Baca juga: Berpikir Secara Digital Kunci Kemajuan Pariwisata

”Budaya kedangkalan berpikir ini bisa jadi implikasi yang mengerikan. Karena logika digital itu tidak mengakomodir kedalaman kita untuk menyerap informasi. Dan itu mempengaruhi perilaku kita, tidak hanya ketika berkomunikasi, tetapi juga dalam menikmati hidup,” ujar Sidiq saat ditemui KAGAMA.

Termasuk di dalamnya pengalaman kita membaca, mengonsumsi konten-konten, merepresentasikan identitas, dan sebagainya, semua dibawa ke dalam logika instan.

Pengorganisasian Diri Menentukan Perilaku

Berbagai implikasi ini merupakan konsekuensi yang tak terhindarkan.

Namun, hal yang menentukan  bukan dari kemunculan internet, gadget, atau platform, tetapi pada pengorganisasian kita selama mengonsumsi informasi dan melakukan mobilitas.

”Kita dituntut untuk diam di tengah kecepatan. Ya kita diam di sini saja, nggak usah ke mana-mana. Tetapi, kita terbawa arus kecepatan, sehingga kita sendiri mau nggak mau menuntut sesuatu itu harus datang ke kita secepatnya. Ya ojek, makanan, interaksi sosial, kalau bisa orang datang ke kita di media sosial, misalnya dalam bentuk komentar, emoticon. Di situ kita menjadi merasa berada dan berinteraksi,” jelas Sidiq.

Implikasi Sosial sebagai Titik Perbedaan Uang Fisik dan Digital

Kehadiran uang elektronik, kata Sidiq, merupakan bentuk gerakan cashless society.

Artinya gerakan yang membawa kita pada sense immateriality.

Baca juga: Pelaku Usaha dan Konsumen Jangan Terlena dengan Tren Bisnis Digital

Hal-hal yang sifatnya material, jika bisa dilenyapkan dan digantikan dengan hal-hal yang sifatnya immaterial.

Meskipun secara ekstrinsik berubah, tetapi nilai intrinsik atau value-nya tetap ada.

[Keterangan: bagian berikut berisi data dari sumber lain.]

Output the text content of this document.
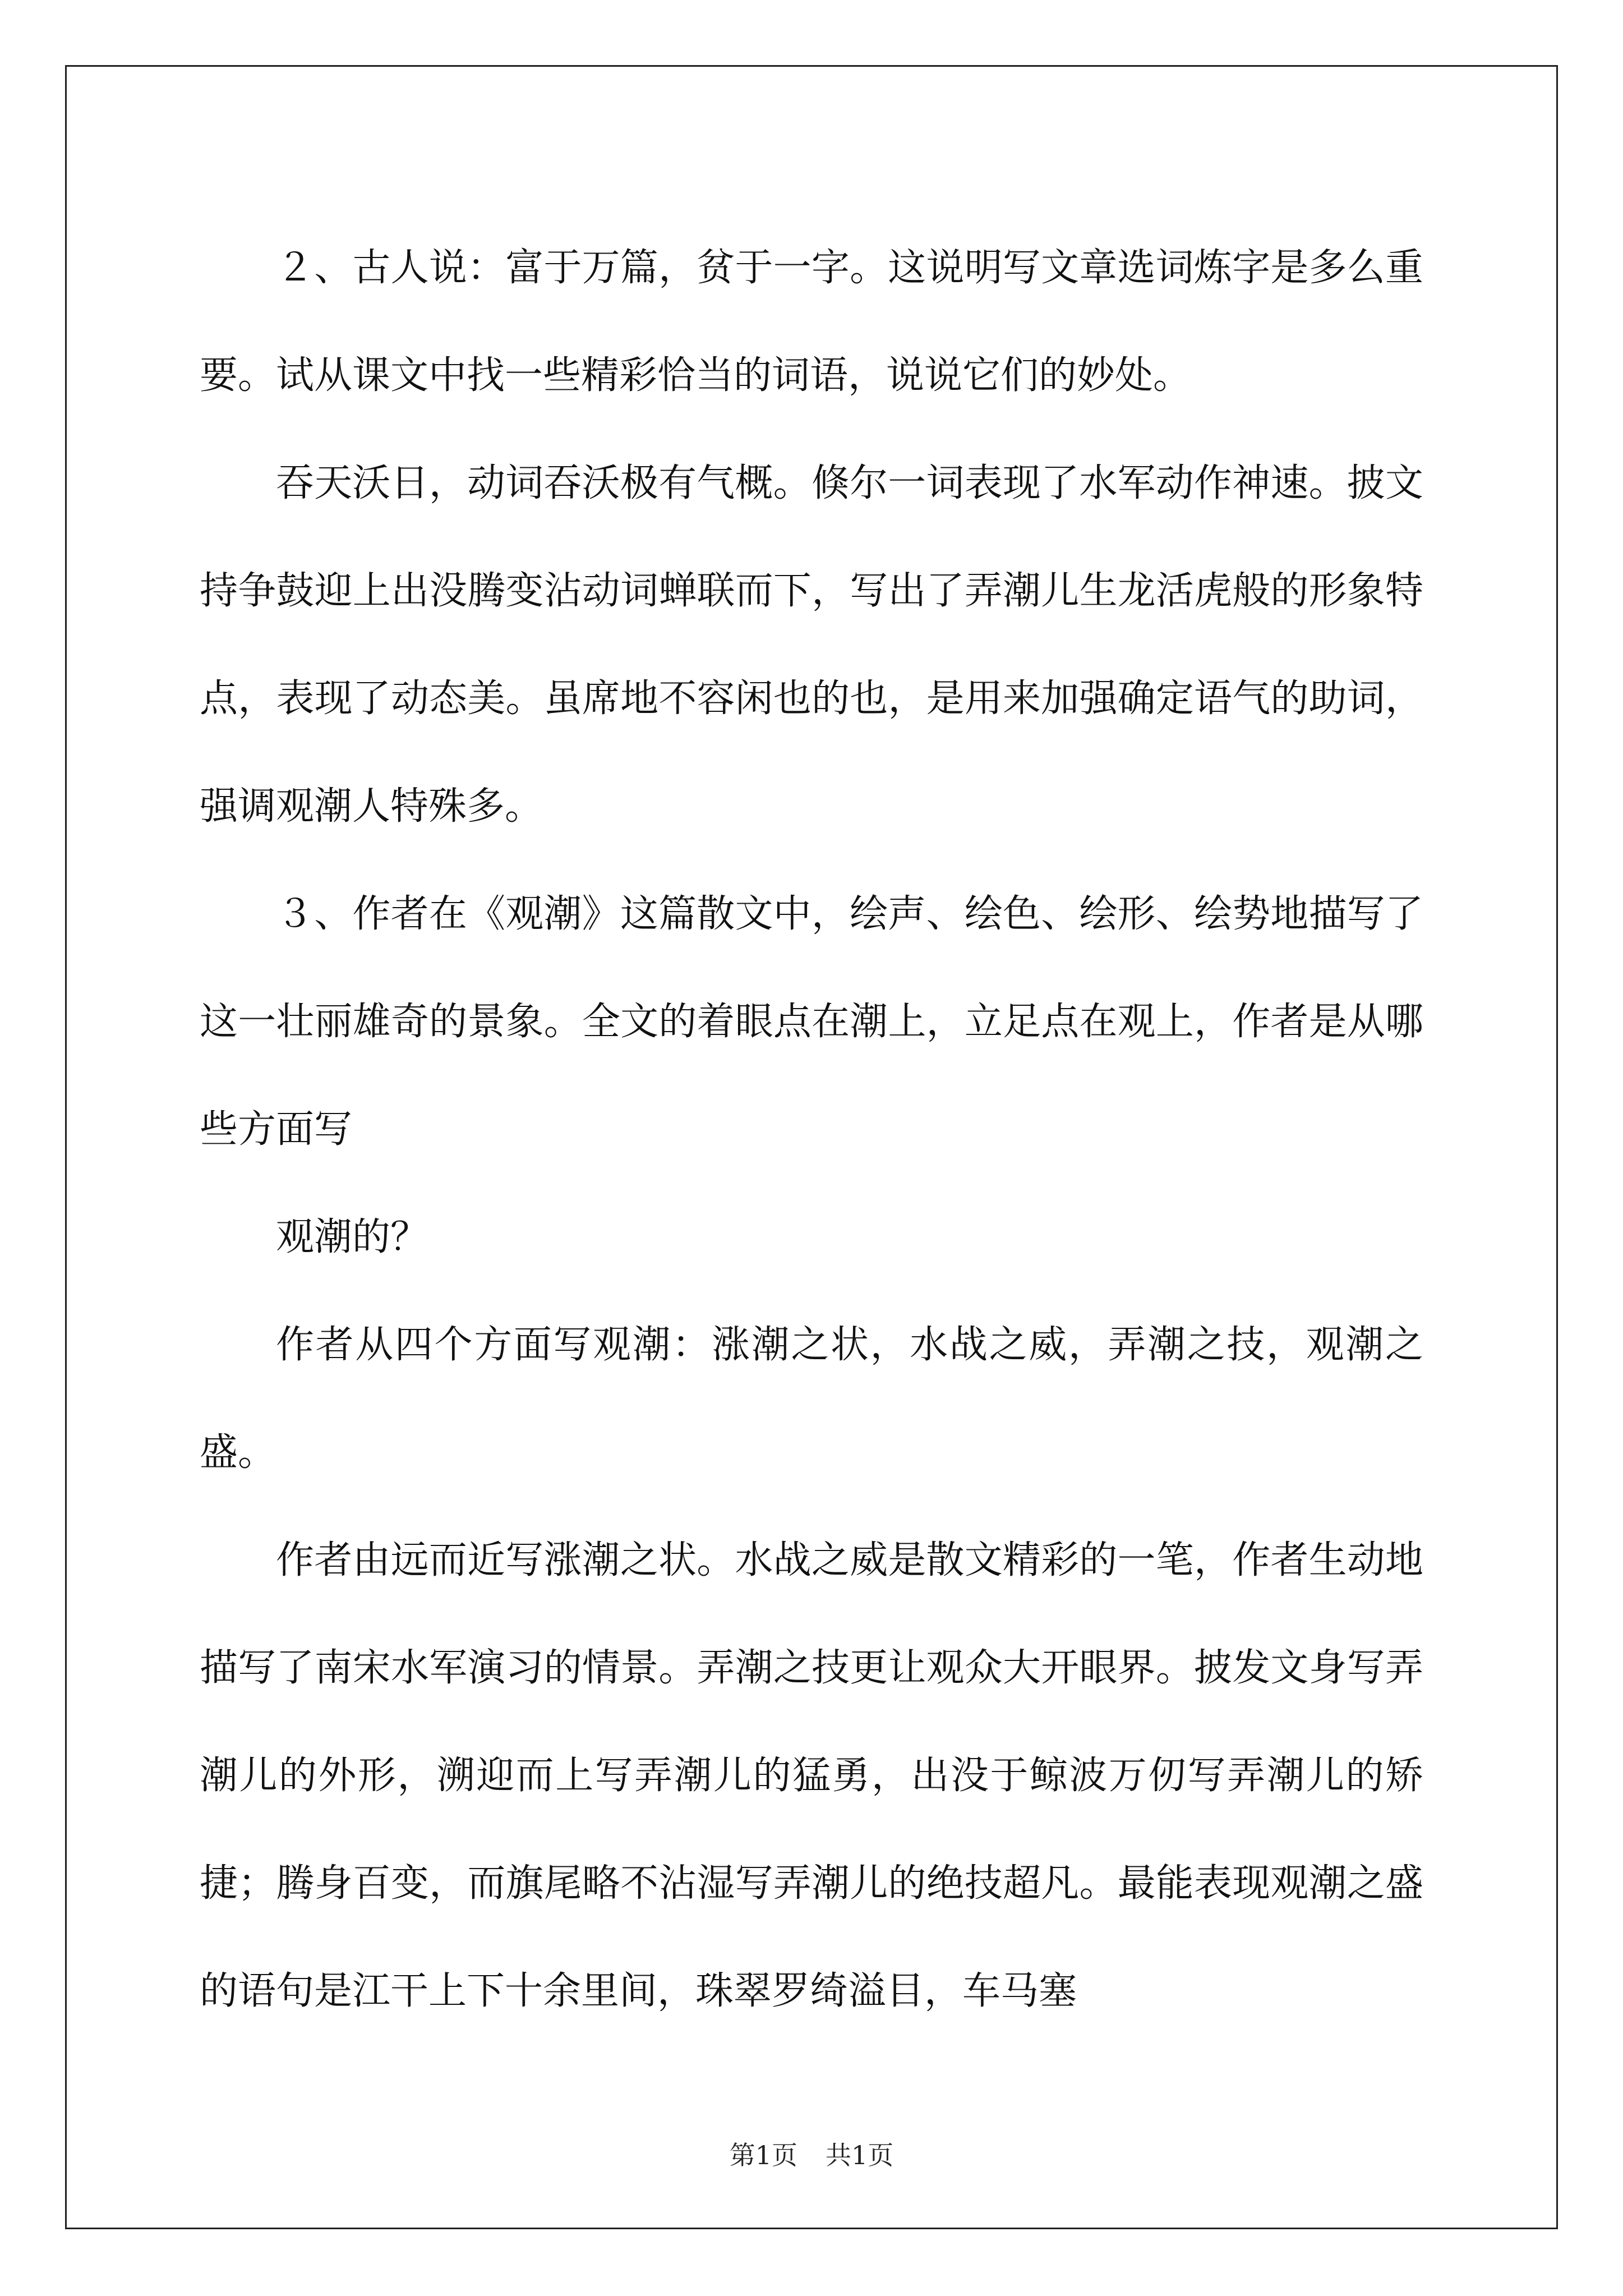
２、古人说：富于万篇，贫于一字。这说明写文章选词炼字是多么重要。试从课文中找一些精彩恰当的词语，说说它们的妙处。

吞天沃日，动词吞沃极有气概。倏尔一词表现了水军动作神速。披文持争鼓迎上出没腾变沾动词蝉联而下，写出了弄潮儿生龙活虎般的形象特点，表现了动态美。虽席地不容闲也的也，是用来加强确定语气的助词，强调观潮人特殊多。

３、作者在《观潮》这篇散文中，绘声、绘色、绘形、绘势地描写了这一壮丽雄奇的景象。全文的着眼点在潮上，立足点在观上，作者是从哪些方面写

观潮的？

作者从四个方面写观潮：涨潮之状，水战之威，弄潮之技，观潮之盛。

作者由远而近写涨潮之状。水战之威是散文精彩的一笔，作者生动地描写了南宋水军演习的情景。弄潮之技更让观众大开眼界。披发文身写弄潮儿的外形，溯迎而上写弄潮儿的猛勇，出没于鲸波万仞写弄潮儿的矫捷；腾身百变，而旗尾略不沾湿写弄潮儿的绝技超凡。最能表现观潮之盛的语句是江干上下十余里间，珠翠罗绮溢目，车马塞

第1页 共1页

E-money misalnya, value-nya tetap karena dia tetap mengukur nilai sesuatu. Seberapa kaya kita, berapa sih harganya. Kemudian trust-nya juga tetap ada. Kepercayaan manusia terhadap uang elektronik masih sama seperti kepercayaan terhadap uang fisik,” jelas dosen yang menyelesaikan studi S2-nya di Stockholm University, Swedia itu.

Sebab, uang elektronik dibentuk atas kepercayaan publik bahwa dia memiliki nilai.

Sejatinya yang membedakan uang digital dan uang fisik adalah implikasi sosialnya.

Dulu proses transaksi dengan uang tidak otomatis terekam.

Tetapi, hal itu sekarang menjadi data berupa mata uang baru, artinya nilai uang memproduksi nilai-nilai baru.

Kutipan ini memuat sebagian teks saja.